Notes
two squares overlapping a square solution

Solution to the Two Squares Overlapping a Square Puzzle

Solution by Congruent Triangles

In the above diagram, the lines $I K$ and $J H$ are the vertical and horizontal lines through $G$, respectively.

The angles $I \hat{G} F$ and $H \hat{G} E$ are the same, since both are equal to $90^\circ - F \hat{G} H$, and the lengths of $G E$ and $G F$ are the same, so triangles $G I F$ and $G H E$ are congruent. This means that $G H$ and $G I$ have the same length as each other, so also $G J$ and $G K$ have the same length as each other.

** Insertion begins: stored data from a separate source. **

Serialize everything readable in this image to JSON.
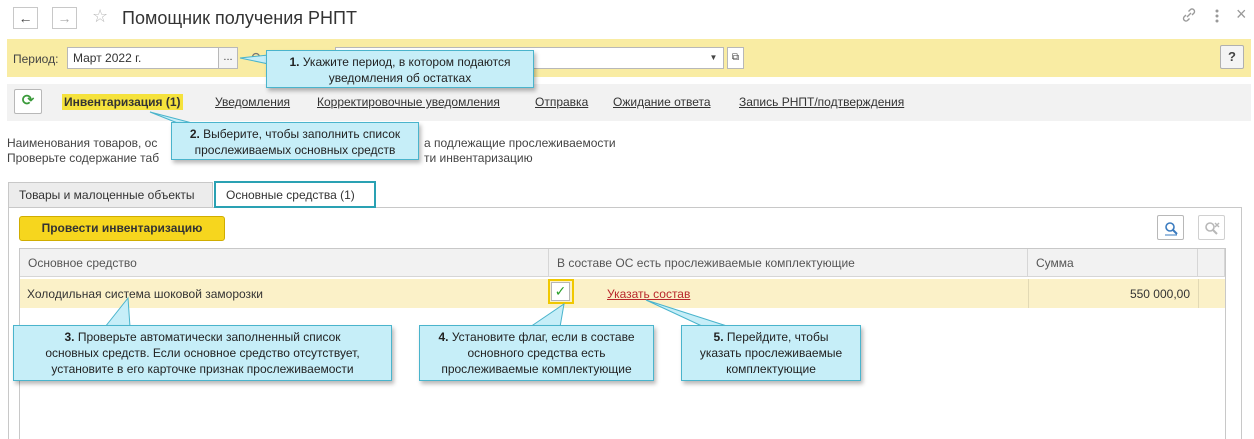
{
  "window": {
    "title": "Помощник получения РНПТ",
    "back_icon": "←",
    "forward_icon": "→",
    "star_icon": "☆"
  },
  "period": {
    "label": "Период:",
    "value": "Март 2022 г.",
    "select_button": "..."
  },
  "help_button": "?",
  "nav": {
    "links": [
      {
        "label": "Инвентаризация (1)"
      },
      {
        "label": "Уведомления"
      },
      {
        "label": "Корректировочные уведомления"
      },
      {
        "label": "Отправка"
      },
      {
        "label": "Ожидание ответа"
      },
      {
        "label": "Запись РНПТ/подтверждения"
      }
    ]
  },
  "description": {
    "line1_start": "Наименования товаров, ос",
    "line1_end": "а подлежащие прослеживаемости",
    "line2_start": "Проверьте содержание таб",
    "line2_end": "ти инвентаризацию"
  },
  "tabs": [
    {
      "label": "Товары и малоценные объекты"
    },
    {
      "label": "Основные средства (1)"
    }
  ],
  "toolbar": {
    "inventory_button": "Провести инвентаризацию"
  },
  "table": {
    "columns": [
      "Основное средство",
      "В составе ОС есть прослеживаемые комплектующие",
      "Сумма"
    ],
    "rows": [
      {
        "asset": "Холодильная система шоковой заморозки",
        "checked": true,
        "link": "Указать состав",
        "sum": "550 000,00"
      }
    ]
  },
  "callouts": {
    "c1": {
      "num": "1.",
      "line1": " Укажите период, в котором подаются",
      "line2": "уведомления об остатках"
    },
    "c2": {
      "num": "2.",
      "line1": " Выберите, чтобы заполнить список",
      "line2": "прослеживаемых основных средств"
    },
    "c3": {
      "num": "3.",
      "line1": " Проверьте автоматически заполненный список",
      "line2": "основных средств. Если основное средство отсутствует,",
      "line3": "установите в его карточке признак прослеживаемости"
    },
    "c4": {
      "num": "4.",
      "line1": " Установите флаг, если в составе",
      "line2": "основного средства есть",
      "line3": "прослеживаемые комплектующие"
    },
    "c5": {
      "num": "5.",
      "line1": " Перейдите, чтобы",
      "line2": "указать прослеживаемые",
      "line3": "комплектующие"
    }
  }
}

Also from the congruence, $I F$ and $H E$ have the same length, so the sum of the lengths of $I F$ and $E B$ is the length of $H B$ and so also of $A J$. The remainder of $D F$ is $D E$ which has the same length as $J G$. So the lengths of the red lines have the same sum as the lengths of $A J$ and $J G$.

Now $A J$ and $J G$ are equal and perpendicular meaning that $J$ is actually at the centre of the left-hand square. The quadrilateral $A K G J$ is therefore a square of area half that of the left-hand square, and so of area $9$. It therefore has side length $3$ so the sum of the red lines is $6$.

Solution by Invariance principle

The property that can vary in this diagram is the angle of the right-hand square. Drawing it so that it is oriented the same as the outer square puts it in the right-hand top corner of that square. That $D F$ and $E B$ are the sides of a square with diagonal $A G$ is then obvious.